Ben Zoma says, “Who is wealthy? Someone who takes pleasure in what he has.” Ethics of Our Fathers 4:11
Thankfully, the holiday of Purim has its own book amongst the Writings, called the Scroll of Esther, that explains the entire historical event we’re celebrating, and gives us an understanding of the meaning behind the holiday. In this book, an annual party is instituted for future generations. All other holidays have a special meal to celebrate them. Purim has a full-blown party. Why are we taking food and drink to an extreme on this day? Because Purim is a symbol of the enjoyment of blessings.
It is not only a celebration, but the party itself also restores a blemish in our relationship with God. In what way did we damage our relationship with the Almighty? The Purim story begins with an ostentatious party King Achashverosh had in order to show off his wealth. The gold goblets and pouring of wine, expensive food to excess were all the gaudiest exhibitions of wealth you could possibly imagine. Everyone was obligated to come to the party, and the Jews were no exception. Of course the food for the Jews was Glatt Kosher Mehadrin. Only one man had the insight and the guts to not show up – Mordechai. He tried to convince his fellow Jews to send in a regret RSVP card, but they wouldn’t listen.
In order to understand Mordechai’s concern, we have to know a metaphysical point regarding blessings, that it’s difficult sometimes to use a blessing properly. It is designed in our spiritual make-up that we have tests, and one of the most important tests of life is the challenge of receiving a blessing. Rich or poor, strong or weak, wise or foolish, every individual has more of something than someone else. We need to take God’s gifts and use them properly. This was part of the test in the Garden of Eden, and it’s part of every person’s challenges in life.
For a while, my four-year-old daughter who takes ballet lessons, was also being treated to lunch by my wife on ballet day. My daughter seemed to appreciate the extra attention and time with my wife. It disturbed me, however, when I overheard my daughter bragging to her sisters, “I get to go out for lunch every week with Momma and you don’t.” She was misusing her blessing. Unfortunately, we do this as adults also. God is a loving parent showering us with blessings. He wants us to enjoy them, not flaunt them. The Torah forbids envy and jealousy. Why should we encourage anyone else to violate that commandment?
As noted by many, the word Esther means to hide.
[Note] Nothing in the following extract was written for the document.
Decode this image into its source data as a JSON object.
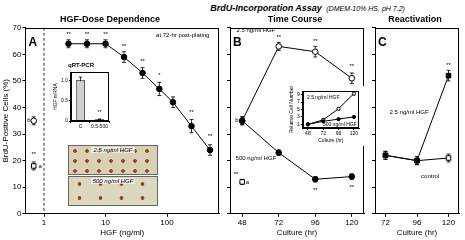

There are many elements of hiddenness surrounding Purim. They serve to remind us not to flaunt or show off our blessings. Fish, the symbol of the Hebrew month of Adar, are a symbol of protection from the “evil eye”, jealousy, because they are hidden from our sight under the water. When you show off a blessing you run the risk of inviting jealousy and negative feelings towards you.
A specific way we combat jealousy on Purim is to give gifts to our friends and to the poor. By sharing our blessings we are using the blessings to do mitzvos. It’s not only a mitzvah in its own right, but sharing a blessing is the greatest protection against jealousy also.
Therefore the party of Achashverosh was a huge orgy of indulgence that ran opposite to one of the most important principles in the Torah. No matter how kosher the food was, no Jew should have set foot at that party. A Purim party is done as reparation for the original mistake of going to Achashverosh’s party. Now, every year we get together and celebrate our relationship with the Almighty with food and drink, song and praise for all our blessings physical and spiritual.
Enjoy your blessings.
Share your blessings with others.
And then expect to receive even more.